Die Angehörigen achten in diesem Zusammenhang auch immer wieder darauf, dass die Gräber für eine Urne kleiner sind und weniger Pflege bedürfen.
Auch zeitlich gibt es Unterschiede: Eine Beerdigung muss in Rheinland-Pfalz innerhalb von 10 Tagen durchgeführt werden. Bei der Einäscherung gilt die gleiche Frist, die Terminierung der Beisetzung ist dann aber flexibler möglich.
Auch hier gilt: die Entscheidung für eine Erd- oder eine Feuerbestattung muss zum Verstorbenen und den Angehörigen passen.
Vielen Dank für diesen kurzen Einblick in Ihre Arbeit. Wenn Sie möchten, können Sie gerne noch eine kleine Anekdote teilen, die Ihnen in Ihrer bisherigen Laufbahn besonders in Erinnerung geblieben ist.
A: Wir versuchen mit unserer Arbeit, den Tod zurück in unser Leben zu holen, damit die Angehörigen sich bewusst verabschieden können.
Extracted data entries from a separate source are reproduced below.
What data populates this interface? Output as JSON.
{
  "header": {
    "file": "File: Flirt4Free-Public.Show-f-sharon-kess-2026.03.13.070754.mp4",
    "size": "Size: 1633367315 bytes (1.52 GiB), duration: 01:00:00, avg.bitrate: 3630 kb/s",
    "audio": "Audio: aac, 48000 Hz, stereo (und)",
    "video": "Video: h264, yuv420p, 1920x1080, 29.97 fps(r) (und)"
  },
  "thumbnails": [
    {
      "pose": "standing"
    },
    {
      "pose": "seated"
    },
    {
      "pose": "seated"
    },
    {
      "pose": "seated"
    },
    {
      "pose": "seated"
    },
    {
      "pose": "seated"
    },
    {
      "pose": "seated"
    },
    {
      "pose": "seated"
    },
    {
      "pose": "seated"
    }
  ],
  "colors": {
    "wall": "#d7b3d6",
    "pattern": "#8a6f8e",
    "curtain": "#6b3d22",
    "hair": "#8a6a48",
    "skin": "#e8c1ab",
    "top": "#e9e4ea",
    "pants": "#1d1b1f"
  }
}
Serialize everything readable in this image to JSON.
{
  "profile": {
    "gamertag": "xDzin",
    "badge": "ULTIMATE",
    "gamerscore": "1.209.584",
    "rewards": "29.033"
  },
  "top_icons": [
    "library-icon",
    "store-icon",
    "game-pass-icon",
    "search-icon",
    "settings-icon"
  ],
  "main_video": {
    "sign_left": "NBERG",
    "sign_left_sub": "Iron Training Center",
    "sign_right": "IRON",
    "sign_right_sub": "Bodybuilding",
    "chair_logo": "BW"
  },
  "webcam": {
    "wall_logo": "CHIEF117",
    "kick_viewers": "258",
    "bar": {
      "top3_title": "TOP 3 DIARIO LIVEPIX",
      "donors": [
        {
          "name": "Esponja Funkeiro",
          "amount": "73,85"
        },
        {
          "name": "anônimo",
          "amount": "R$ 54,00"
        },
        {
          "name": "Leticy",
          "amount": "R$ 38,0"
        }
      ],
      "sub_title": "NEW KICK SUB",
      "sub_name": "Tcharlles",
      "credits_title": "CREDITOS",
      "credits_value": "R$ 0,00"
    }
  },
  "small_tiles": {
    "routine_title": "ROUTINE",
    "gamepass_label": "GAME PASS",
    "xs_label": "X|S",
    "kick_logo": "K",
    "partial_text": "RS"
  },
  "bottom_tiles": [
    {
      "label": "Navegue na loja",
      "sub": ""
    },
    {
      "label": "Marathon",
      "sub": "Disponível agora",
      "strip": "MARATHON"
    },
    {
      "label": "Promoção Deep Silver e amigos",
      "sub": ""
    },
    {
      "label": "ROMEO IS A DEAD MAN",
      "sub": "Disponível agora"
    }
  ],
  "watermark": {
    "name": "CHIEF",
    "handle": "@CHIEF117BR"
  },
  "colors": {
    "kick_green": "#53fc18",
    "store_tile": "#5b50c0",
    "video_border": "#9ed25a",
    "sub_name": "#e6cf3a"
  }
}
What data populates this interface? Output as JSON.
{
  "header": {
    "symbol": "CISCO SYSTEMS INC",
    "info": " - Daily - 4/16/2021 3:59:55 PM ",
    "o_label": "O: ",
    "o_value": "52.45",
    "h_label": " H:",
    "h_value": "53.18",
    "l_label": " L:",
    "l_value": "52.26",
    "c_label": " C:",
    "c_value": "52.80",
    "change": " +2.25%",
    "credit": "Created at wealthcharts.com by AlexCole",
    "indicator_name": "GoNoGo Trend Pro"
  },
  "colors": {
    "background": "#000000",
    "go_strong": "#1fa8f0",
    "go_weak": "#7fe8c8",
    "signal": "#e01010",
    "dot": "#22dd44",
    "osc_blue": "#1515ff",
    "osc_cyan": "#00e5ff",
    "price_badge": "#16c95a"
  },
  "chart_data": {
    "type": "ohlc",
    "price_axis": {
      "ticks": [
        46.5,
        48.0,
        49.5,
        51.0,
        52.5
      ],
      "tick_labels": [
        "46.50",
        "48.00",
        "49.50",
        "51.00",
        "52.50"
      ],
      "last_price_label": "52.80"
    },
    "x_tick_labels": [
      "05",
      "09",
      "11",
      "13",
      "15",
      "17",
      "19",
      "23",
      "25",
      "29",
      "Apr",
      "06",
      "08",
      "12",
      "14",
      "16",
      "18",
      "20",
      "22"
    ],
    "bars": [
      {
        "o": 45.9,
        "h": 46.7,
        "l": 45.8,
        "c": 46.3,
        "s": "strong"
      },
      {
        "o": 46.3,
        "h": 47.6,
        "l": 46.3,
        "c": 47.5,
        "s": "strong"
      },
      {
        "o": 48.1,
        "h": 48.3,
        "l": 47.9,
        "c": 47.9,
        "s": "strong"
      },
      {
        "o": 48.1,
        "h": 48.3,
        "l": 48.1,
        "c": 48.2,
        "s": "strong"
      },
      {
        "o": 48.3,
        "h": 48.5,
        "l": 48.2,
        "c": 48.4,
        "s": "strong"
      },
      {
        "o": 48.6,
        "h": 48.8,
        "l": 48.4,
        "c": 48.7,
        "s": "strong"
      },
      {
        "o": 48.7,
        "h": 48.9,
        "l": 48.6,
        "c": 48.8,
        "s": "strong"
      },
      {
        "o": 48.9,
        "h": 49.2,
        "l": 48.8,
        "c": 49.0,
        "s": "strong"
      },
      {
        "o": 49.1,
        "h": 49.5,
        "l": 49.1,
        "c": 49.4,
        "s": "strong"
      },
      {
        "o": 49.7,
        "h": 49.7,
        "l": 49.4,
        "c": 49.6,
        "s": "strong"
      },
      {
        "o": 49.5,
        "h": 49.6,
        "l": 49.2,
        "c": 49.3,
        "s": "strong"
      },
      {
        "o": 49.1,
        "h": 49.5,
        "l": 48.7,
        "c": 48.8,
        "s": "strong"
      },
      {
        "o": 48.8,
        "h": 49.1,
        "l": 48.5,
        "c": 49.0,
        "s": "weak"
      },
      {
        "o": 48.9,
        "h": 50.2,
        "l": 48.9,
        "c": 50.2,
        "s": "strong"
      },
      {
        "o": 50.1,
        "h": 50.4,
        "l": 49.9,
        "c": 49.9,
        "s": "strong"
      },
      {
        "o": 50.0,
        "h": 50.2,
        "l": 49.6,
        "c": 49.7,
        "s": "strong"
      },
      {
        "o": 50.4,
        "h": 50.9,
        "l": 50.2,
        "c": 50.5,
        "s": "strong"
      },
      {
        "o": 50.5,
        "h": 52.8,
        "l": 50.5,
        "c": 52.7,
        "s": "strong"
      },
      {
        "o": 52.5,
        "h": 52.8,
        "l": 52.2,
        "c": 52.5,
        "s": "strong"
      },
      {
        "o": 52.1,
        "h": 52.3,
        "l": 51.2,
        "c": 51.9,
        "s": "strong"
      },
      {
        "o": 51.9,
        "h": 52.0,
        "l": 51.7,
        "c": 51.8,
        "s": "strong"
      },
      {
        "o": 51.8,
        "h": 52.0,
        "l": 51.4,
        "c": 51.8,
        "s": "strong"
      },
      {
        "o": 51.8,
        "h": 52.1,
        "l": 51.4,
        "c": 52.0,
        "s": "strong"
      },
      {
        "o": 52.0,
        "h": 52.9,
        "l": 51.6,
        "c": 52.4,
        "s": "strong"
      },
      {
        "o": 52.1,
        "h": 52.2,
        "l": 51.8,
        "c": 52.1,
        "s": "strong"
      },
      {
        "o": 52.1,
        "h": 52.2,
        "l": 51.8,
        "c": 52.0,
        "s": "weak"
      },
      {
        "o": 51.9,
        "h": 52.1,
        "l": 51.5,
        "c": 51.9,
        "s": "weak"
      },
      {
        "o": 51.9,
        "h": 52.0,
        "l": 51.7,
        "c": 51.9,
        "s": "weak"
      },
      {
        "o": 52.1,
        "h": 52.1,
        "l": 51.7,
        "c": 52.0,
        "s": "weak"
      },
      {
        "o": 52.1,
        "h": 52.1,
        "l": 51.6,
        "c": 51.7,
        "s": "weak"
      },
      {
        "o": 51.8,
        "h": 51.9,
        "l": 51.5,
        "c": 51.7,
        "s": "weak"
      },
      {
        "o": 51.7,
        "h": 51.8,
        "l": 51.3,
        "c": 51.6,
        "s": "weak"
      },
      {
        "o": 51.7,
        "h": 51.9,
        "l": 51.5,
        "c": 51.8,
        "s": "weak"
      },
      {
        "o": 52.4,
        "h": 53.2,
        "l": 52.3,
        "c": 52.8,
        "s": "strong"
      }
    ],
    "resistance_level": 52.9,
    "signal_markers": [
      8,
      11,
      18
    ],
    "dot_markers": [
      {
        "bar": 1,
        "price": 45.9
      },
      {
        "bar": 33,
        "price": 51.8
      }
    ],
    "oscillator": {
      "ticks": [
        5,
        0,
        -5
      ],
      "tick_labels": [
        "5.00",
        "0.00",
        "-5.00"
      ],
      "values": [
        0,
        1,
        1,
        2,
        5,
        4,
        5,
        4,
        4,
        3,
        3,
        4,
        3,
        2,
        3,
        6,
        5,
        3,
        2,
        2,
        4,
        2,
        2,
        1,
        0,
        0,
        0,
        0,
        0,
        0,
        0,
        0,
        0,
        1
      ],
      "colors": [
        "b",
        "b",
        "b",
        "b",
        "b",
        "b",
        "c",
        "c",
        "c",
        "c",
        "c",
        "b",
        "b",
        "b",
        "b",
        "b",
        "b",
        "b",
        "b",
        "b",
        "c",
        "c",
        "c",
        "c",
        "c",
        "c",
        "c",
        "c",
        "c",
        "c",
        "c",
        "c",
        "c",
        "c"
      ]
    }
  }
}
Daher fallen mir bei dieser Frage immer wieder Augenblicke von intensiven Momenten mit dem Verstorbenen ein:
ein letztes Mal die Mutter oder den Vater oder das einzige Mal das neugeborene Sternenkind waschen und anziehen und dabei die Liebe spüren; getragen von der Leichtigkeit der Kinder den Sarg liebevoll bemalen; die Urne selbst zur Grabstelle im Wald tragen, so wie es der Vater früher mit der Tochter beim sonntäglichen Waldspaziergang gemacht hat.
Aber es sind nicht nur diese bewegenden Momente, sondern auch lustige Anekdoten über die Verstorbenen, das Ausgehen von Kerzen in komischen Momenten und lustige Notizen im zurückgelassenen Geldbeutel für die Kinder, die jeden Tag zu etwas besonderem machen.